Judges: STONE, GUNTHER and WARNER, JJ., concur.
Reporter: Southern Reporter, Second Series
Volume: 601
Pages: 311–312

Head Matter:
Rudolph WILSON, Petitioner, v. Harry K. SINGLETARY, Secretary Department of Corrections, and State of Florida, Respondents.
No. 92-0808.
District Court of Appeal of Florida, Fourth District.
June 24, 1992.
Rehearing Denied July 29, 1992.
Rudolph Wilson, pro se.
Robert A. Butterworth, Atty. Gen., Tallahassee, and James J. Carney, Asst. Atty. Gen., West Palm Beach, for respondent.

Opinion:
PER CURIAM.
Petitioner has failed to show that he received inadequate representation from appellate counsel in his appeal as of right, in which judgment and sentence were affirmed. The appellate mandate was issued in September 1989.

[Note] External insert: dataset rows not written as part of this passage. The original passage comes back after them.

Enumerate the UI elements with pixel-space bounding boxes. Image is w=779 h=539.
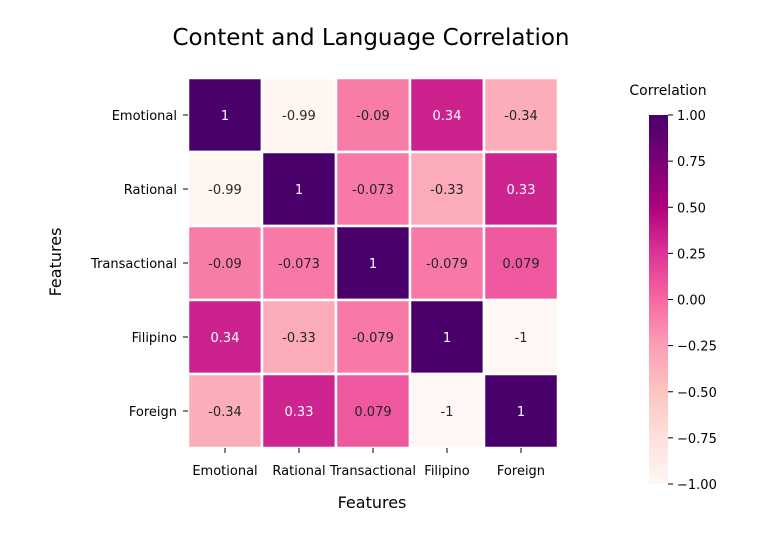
cell-value-label: 0.34 bbox=[211, 331, 240, 346]
colorbar-tick-label: 0.00 bbox=[677, 294, 706, 309]
heatmap-cell-rational-foreign bbox=[482, 150, 560, 228]
cell-value-label: -0.079 bbox=[352, 331, 394, 346]
cell-value-label: 0.079 bbox=[502, 257, 539, 272]
heatmap-cells: 1 -0.99 -0.09 0.34 -0.34 -0.99 1 -0.073 -0.33 0.3… bbox=[186, 76, 560, 450]
x-axis-label: Features bbox=[338, 493, 407, 512]
x-tick-label: Filipino bbox=[424, 464, 469, 479]
colorbar-tick-label: −1.00 bbox=[677, 478, 717, 493]
cell-value-label: -1 bbox=[515, 331, 528, 346]
cell-value-label: -0.073 bbox=[352, 183, 394, 198]
heatmap-cell-foreign-rational bbox=[260, 372, 338, 450]
colorbar-tick-label: 0.50 bbox=[677, 201, 706, 216]
colorbar bbox=[649, 115, 668, 484]
colorbar-tick-label: 0.25 bbox=[677, 247, 706, 262]
x-tick-label: Foreign bbox=[497, 464, 545, 479]
colorbar-tick-label: −0.75 bbox=[677, 432, 717, 447]
heatmap-cell-foreign-transactional bbox=[334, 372, 412, 450]
cell-value-label: -1 bbox=[441, 405, 454, 420]
x-tick-label: Transactional bbox=[329, 464, 416, 479]
cell-value-label: 1 bbox=[517, 405, 525, 420]
cell-value-label: -0.99 bbox=[282, 109, 316, 124]
cell-value-label: -0.09 bbox=[208, 257, 242, 272]
cell-value-label: -0.33 bbox=[430, 183, 464, 198]
cell-value-label: -0.34 bbox=[504, 109, 538, 124]
heatmap-cell-filipino-foreign bbox=[482, 298, 560, 376]
cell-value-label: -0.33 bbox=[282, 331, 316, 346]
cell-value-label: 1 bbox=[443, 331, 451, 346]
cell-value-label: -0.073 bbox=[278, 257, 320, 272]
y-tick-label: Filipino bbox=[132, 331, 177, 346]
cell-value-label: -0.34 bbox=[208, 405, 242, 420]
cell-value-label: -0.99 bbox=[208, 183, 242, 198]
chart-title: Content and Language Correlation bbox=[172, 25, 569, 51]
y-tick-labels: Emotional Rational Transactional Filipino Fo… bbox=[90, 109, 188, 420]
heatmap-cell-rational-transactional bbox=[334, 150, 412, 228]
colorbar-tick-label: 0.75 bbox=[677, 155, 706, 170]
cell-value-label: 0.33 bbox=[285, 405, 314, 420]
heatmap-cell-filipino-filipino bbox=[408, 298, 486, 376]
cell-value-label: 1 bbox=[221, 109, 229, 124]
x-tick-labels: Emotional Rational Transactional Filipino Fo… bbox=[192, 448, 545, 479]
cell-value-label: 0.33 bbox=[507, 183, 536, 198]
cell-value-label: 0.34 bbox=[433, 109, 462, 124]
x-tick-label: Rational bbox=[272, 464, 325, 479]
y-tick-label: Emotional bbox=[112, 109, 177, 124]
cell-value-label: 1 bbox=[369, 257, 377, 272]
colorbar-title: Correlation bbox=[629, 83, 706, 99]
colorbar-ticks: 1.00 0.75 0.50 0.25 0.00 −0.25 −0.50 −0.75 −1.00 bbox=[668, 109, 717, 493]
colorbar-tick-label: −0.25 bbox=[677, 340, 717, 355]
cell-value-label: 1 bbox=[295, 183, 303, 198]
cell-value-label: -0.079 bbox=[426, 257, 468, 272]
y-axis-label: Features bbox=[46, 228, 65, 297]
colorbar-tick-label: −0.50 bbox=[677, 386, 717, 401]
cell-value-label: -0.09 bbox=[356, 109, 390, 124]
heatmap-cell-filipino-rational bbox=[260, 298, 338, 376]
heatmap-cell-transactional-rational bbox=[260, 224, 338, 302]
y-tick-label: Transactional bbox=[90, 257, 177, 272]
cell-value-label: 0.079 bbox=[354, 405, 391, 420]
colorbar-tick-label: 1.00 bbox=[677, 109, 706, 124]
heatmap-cell-transactional-filipino bbox=[408, 224, 486, 302]
y-tick-label: Rational bbox=[124, 183, 177, 198]
x-tick-label: Emotional bbox=[192, 464, 257, 479]
y-tick-label: Foreign bbox=[129, 405, 177, 420]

The law in existence at times pertinent did not support raising on appeal the issue that temporal proximity is invalid as a departure reason. Had the issue been raised on appeal, it would have been found without merit. Failure to raise an unmeritorious issue is not ineffective assistance. E.g., Bolender v. Dugger, 564 So.2d 1057, 1059 (Fla.1990), habeas denied, 757 F.Supp. 1400 (S.D. Fla.1991).

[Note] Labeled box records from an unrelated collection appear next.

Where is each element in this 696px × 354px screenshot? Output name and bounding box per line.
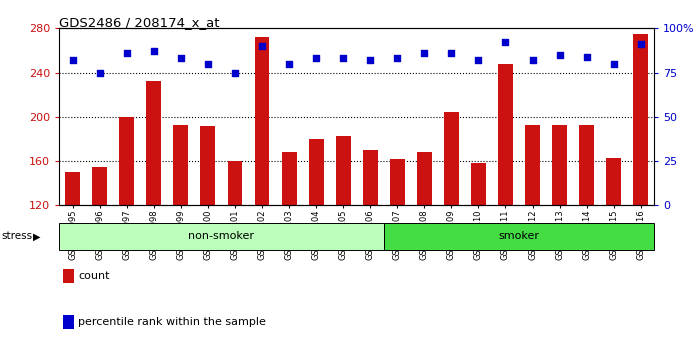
Text: non-smoker: non-smoker xyxy=(189,231,255,241)
Point xyxy=(392,56,403,61)
Bar xyxy=(444,113,459,205)
Bar xyxy=(579,125,594,205)
Point xyxy=(94,70,105,75)
Point xyxy=(256,43,267,49)
Point xyxy=(446,50,457,56)
Point xyxy=(365,57,376,63)
Bar xyxy=(282,152,296,205)
Bar xyxy=(309,139,324,205)
Point xyxy=(419,50,430,56)
Text: GDS2486 / 208174_x_at: GDS2486 / 208174_x_at xyxy=(59,16,220,29)
Text: ▶: ▶ xyxy=(33,232,41,241)
Bar xyxy=(498,64,513,205)
Bar xyxy=(228,161,242,205)
Point xyxy=(175,56,187,61)
Point xyxy=(608,61,619,67)
Point xyxy=(67,57,78,63)
Bar xyxy=(383,223,654,250)
Text: percentile rank within the sample: percentile rank within the sample xyxy=(78,317,266,327)
Bar xyxy=(93,167,107,205)
Point xyxy=(203,61,214,67)
Point xyxy=(473,57,484,63)
Bar xyxy=(255,37,269,205)
Point xyxy=(500,40,511,45)
Point xyxy=(148,48,159,54)
Bar xyxy=(390,159,404,205)
Bar xyxy=(417,152,432,205)
Point xyxy=(581,54,592,59)
Bar xyxy=(59,223,383,250)
Point xyxy=(635,41,647,47)
Point xyxy=(230,70,241,75)
Bar xyxy=(119,117,134,205)
Text: count: count xyxy=(78,271,109,281)
Bar xyxy=(146,81,161,205)
Point xyxy=(338,56,349,61)
Bar xyxy=(552,125,567,205)
Bar xyxy=(335,136,351,205)
Point xyxy=(527,57,538,63)
Point xyxy=(121,50,132,56)
Point xyxy=(554,52,565,58)
Text: smoker: smoker xyxy=(498,231,539,241)
Bar xyxy=(65,172,80,205)
Point xyxy=(283,61,294,67)
Point xyxy=(310,56,322,61)
Bar xyxy=(633,34,648,205)
Bar xyxy=(363,150,378,205)
Bar xyxy=(525,125,540,205)
Bar xyxy=(200,126,215,205)
Bar xyxy=(173,125,189,205)
Bar xyxy=(471,163,486,205)
Text: stress: stress xyxy=(1,232,33,241)
Bar xyxy=(606,158,621,205)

State v. Jones, 530 So.2d 53 (Fla.1988), did not hold that temporal proximity of commission of a crime, evincing an unreconstructed antisocial attitude, was an inadequate reason for a departure sentence; rather, use of that departure reason was apparently endorsed, provided the record supported the conclusion. See also Darden v. State, 475 So.2d 214 (Fla.1985) (appellate counsel's failure to submit as supplemental authorities Florida Supreme Court opinions which "may have suggested nascent development of relevant doctrine" on the issue, did not fall outside the range of professionally acceptable performance); Mauney v. State, 553 So.2d 707 (Fla. 4th DCA 1989) (departure sentence based on short interval between release from prison and commitment of new offense upheld); Barfield v. State, 594 So.2d 259 (Fla.1992) (to extent opinion in State v. Jones, 530 So.2d 53 (Fla.1988), appears to support temporal proximity without more as a ground for departure sentence, Florida Supreme Court recedes).
Petition denied.
STONE, GUNTHER and WARNER, JJ., concur.